Mixing issues here. If two individual get married by let us say by a church, later the wife feels she was wrong by her husband. If there is a law applicable to what he did, then of course she can take him to court. They do not have to be married by the state in order for her to take him to court for something wrong.

it's because people are selfish and don't care about others that much

and if the government did not get involved, it would be "the survival of the fittest": whoever is meaner and more conniving would end up getting what he wants and leave the other without anything
The same answer as above. If a couple is not married in today's world and just live together, either party can still sue the other for a wrong and and there is a law that applies. They do not even have to be married or they can be married in order to go to court.

we as people, decided that the government should help out
The same answer.

we as people made the decision to create courts
The same answer.

and i agree, since the contract was signed by the courts, then the dissolution of it should be too
There are many instances where no contract has been written and people still go to court to resolve issues.
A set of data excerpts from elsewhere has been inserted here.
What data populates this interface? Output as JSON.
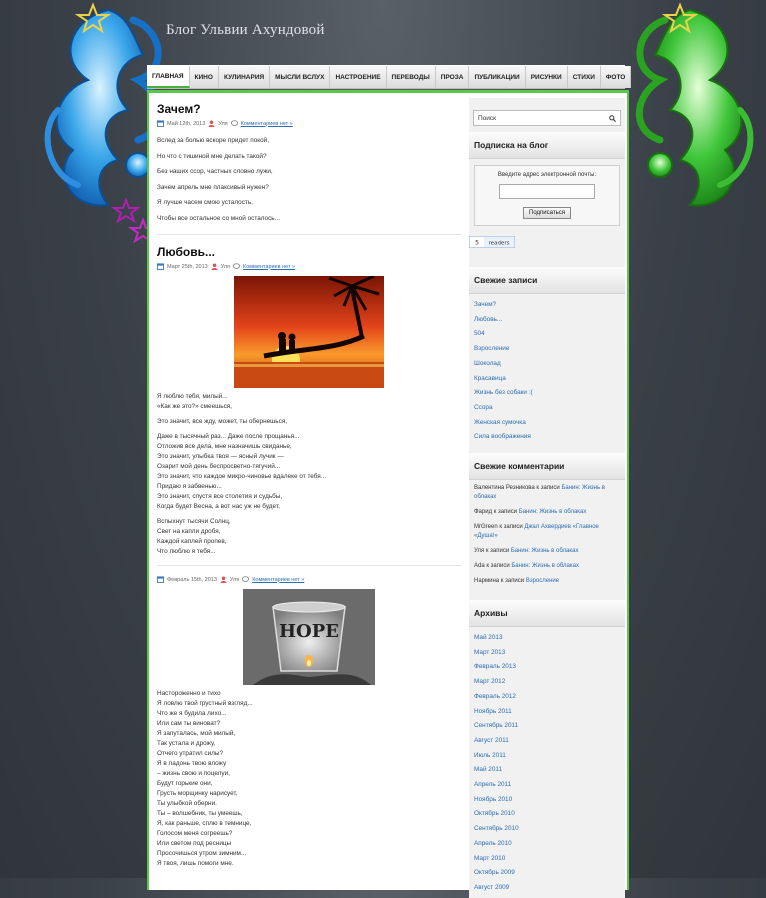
{
  "site": {
    "title": "Блог Ульвии Ахундовой"
  },
  "nav": [
    {
      "label": "ГЛАВНАЯ",
      "active": true
    },
    {
      "label": "КИНО"
    },
    {
      "label": "КУЛИНАРИЯ"
    },
    {
      "label": "МЫСЛИ ВСЛУХ"
    },
    {
      "label": "НАСТРОЕНИЕ"
    },
    {
      "label": "ПЕРЕВОДЫ"
    },
    {
      "label": "ПРОЗА"
    },
    {
      "label": "ПУБЛИКАЦИИ"
    },
    {
      "label": "РИСУНКИ"
    },
    {
      "label": "СТИХИ"
    },
    {
      "label": "ФОТО"
    }
  ],
  "posts": [
    {
      "title": "Зачем?",
      "date": "Май 12th, 2013",
      "author": "Уля",
      "comments": "Комментариев нет »",
      "lines": [
        "Вслед за болью вскоре придет покой,",
        "Но что с тишиной мне делать такой?",
        "Без наших ссор, частных словно лужи,",
        "Зачем апрель мне плаксивый нужен?",
        "Я лучше часем смою усталость,",
        "Чтобы все остальное со мной осталось..."
      ]
    },
    {
      "title": "Любовь...",
      "date": "Март 25th, 2013",
      "author": "Уля",
      "comments": "Комментариев нет »",
      "lines": [
        "Я люблю тебя, милый...",
        "«Как же это?» смеешься,",
        "",
        "Это значит, все жду, может, ты обернешься,",
        "",
        "Даже в тысячный раз... Даже после прощанья...",
        "Отложив все дела, мне назначишь свиданье,",
        "Это значит, улыбка твоя — ясный лучик —",
        "Озарит мой день беспросветно-тягучий...",
        "Это значит, что каждое микро-чиновье вдалеке от тебя...",
        "Придаю я забвенью...",
        "Это значит, спустя все столетия и судьбы,",
        "Когда будет Весна, а вот нас уж не будет,",
        "",
        "Вспыхнут тысячи Солнц,",
        "Свет на капли дробя,",
        "Каждой каплей пропев,",
        "Что люблю я тебя..."
      ]
    },
    {
      "title": "",
      "date": "Февраль 15th, 2013",
      "author": "Уля",
      "comments": "Комментариев нет »",
      "lines": [
        "Настороженно и тихо",
        "Я ловлю твой грустный взгляд...",
        "Что же я будила лихо...",
        "Или сам ты виноват?",
        "Я запуталась, мой милый,",
        "Так устала и дрожу,",
        "Отчего утратил силы?",
        "Я в ладонь твою вложу",
        "– жизнь свою и поцелуи,",
        "Будут горькие они,",
        "Грусть морщинку нарисует,",
        "Ты улыбкой оберни.",
        "Ты – волшебник, ты умеешь,",
        "Я, как раньше, сплю в темнице,",
        "Голосом меня согреешь?",
        "Или светом под ресницы",
        "Просочишься утром зимним...",
        "Я твоя, лишь помоги мне."
      ]
    }
  ],
  "sidebar": {
    "search_placeholder": "Поиск",
    "subscribe_title": "Подписка на блог",
    "subscribe_prompt": "Введите адрес электронной почты:",
    "subscribe_button": "Подписаться",
    "readers_count": "5",
    "readers_label": "readers",
    "recent_title": "Свежие записи",
    "recent": [
      "Зачем?",
      "Любовь...",
      "504",
      "Взросление",
      "Шоколад",
      "Красавица",
      "Жизнь без собаки :(",
      "Ссора",
      "Женская сумочка",
      "Сила воображения"
    ],
    "comments_title": "Свежие комментарии",
    "comments": [
      {
        "author": "Валентина Резникова",
        "sep": " к записи ",
        "post": "Банин: Жизнь в облаках"
      },
      {
        "author": "Фарид",
        "sep": " к записи ",
        "post": "Банин: Жизнь в облаках"
      },
      {
        "author": "MrGreen",
        "sep": " к записи ",
        "post": "Джал Ахвердиев «Главное «Душа!»"
      },
      {
        "author": "Уля",
        "sep": " к записи ",
        "post": "Банин: Жизнь в облаках"
      },
      {
        "author": "Ada",
        "sep": " к записи ",
        "post": "Банин: Жизнь в облаках"
      },
      {
        "author": "Нармина",
        "sep": " к записи ",
        "post": "Взросление"
      }
    ],
    "archives_title": "Архивы",
    "archives": [
      "Май 2013",
      "Март 2013",
      "Февраль 2013",
      "Март 2012",
      "Февраль 2012",
      "Ноябрь 2011",
      "Сентябрь 2011",
      "Август 2011",
      "Июль 2011",
      "Май 2011",
      "Апрель 2011",
      "Ноябрь 2010",
      "Октябрь 2010",
      "Сентябрь 2010",
      "Апрель 2010",
      "Март 2010",
      "Октябрь 2009",
      "Август 2009"
    ]
  },
  "colors": {
    "accent": "#5cc84a",
    "link": "#2a6db5",
    "deco_left": "#2f9be0",
    "deco_right": "#3fc63a"
  },
  "images": {
    "post2": "sunset-couple-palm",
    "post3": "hope-candle-glass"
  }
}
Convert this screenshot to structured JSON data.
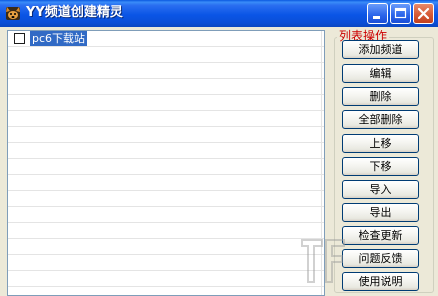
{
  "window": {
    "title": "YY频道创建精灵",
    "icons": {
      "app": "dog-app-icon",
      "minimize": "minimize-icon",
      "maximize": "maximize-icon",
      "close": "close-icon"
    }
  },
  "list": {
    "rows": [
      {
        "label": "pc6下载站",
        "checked": false
      }
    ],
    "empty_row_count": 15
  },
  "group": {
    "label": "列表操作",
    "buttons": [
      "添加频道",
      "编辑",
      "删除",
      "全部删除",
      "上移",
      "下移",
      "导入",
      "导出",
      "检查更新",
      "问题反馈",
      "使用说明"
    ]
  },
  "colors": {
    "titlebar": "#0a55e6",
    "group_label": "#cc0000",
    "selection": "#316ac5"
  }
}
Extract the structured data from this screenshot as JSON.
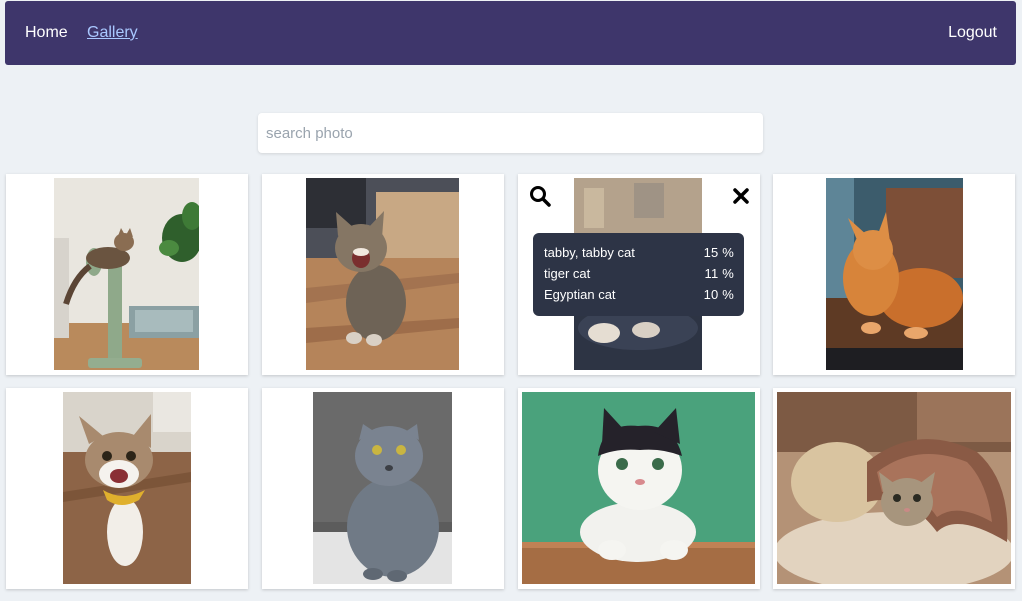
{
  "nav": {
    "home": "Home",
    "gallery": "Gallery",
    "logout": "Logout"
  },
  "search": {
    "placeholder": "search photo",
    "value": ""
  },
  "gallery": {
    "photos": [
      {
        "subject": "tabby cat on cactus scratching post"
      },
      {
        "subject": "yawning tabby kitten on wooden floor"
      },
      {
        "subject": "cat on lap (blurred)"
      },
      {
        "subject": "orange long-haired cat on table"
      },
      {
        "subject": "happy cat with yellow bandana"
      },
      {
        "subject": "grey british shorthair"
      },
      {
        "subject": "black and white cat on green background"
      },
      {
        "subject": "tabby kitten under blanket"
      }
    ],
    "selected_index": 2,
    "overlay_icons": [
      "search-icon",
      "close-icon"
    ]
  },
  "predictions": [
    {
      "label": "tabby, tabby cat",
      "score": "15 %"
    },
    {
      "label": "tiger cat",
      "score": "11 %"
    },
    {
      "label": "Egyptian cat",
      "score": "10 %"
    }
  ],
  "colors": {
    "navbar": "#3e366b",
    "page_bg": "#edf1f5",
    "tooltip_bg": "#2d3446",
    "active_link": "#a9c8ff"
  }
}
The same applies with marriage.

and why do we need to sign the contract in the first place? - It's because people do not treat each other fairly voluntarily. they have to have someone force them to do it.
Same answer. A couple can get married on their own by simply going to a lawyer, draft a contract between them. If one violates the terms of the marriage contract, the other can take him/her to court. There was no need to go to the state to get married.

Remember the barbaric times of the wild west: those with more skill and guns took over and had what they wanted, and the rest just had to go along with that.... so that's why we created courts to intervene and to help...
Same answer. Take care.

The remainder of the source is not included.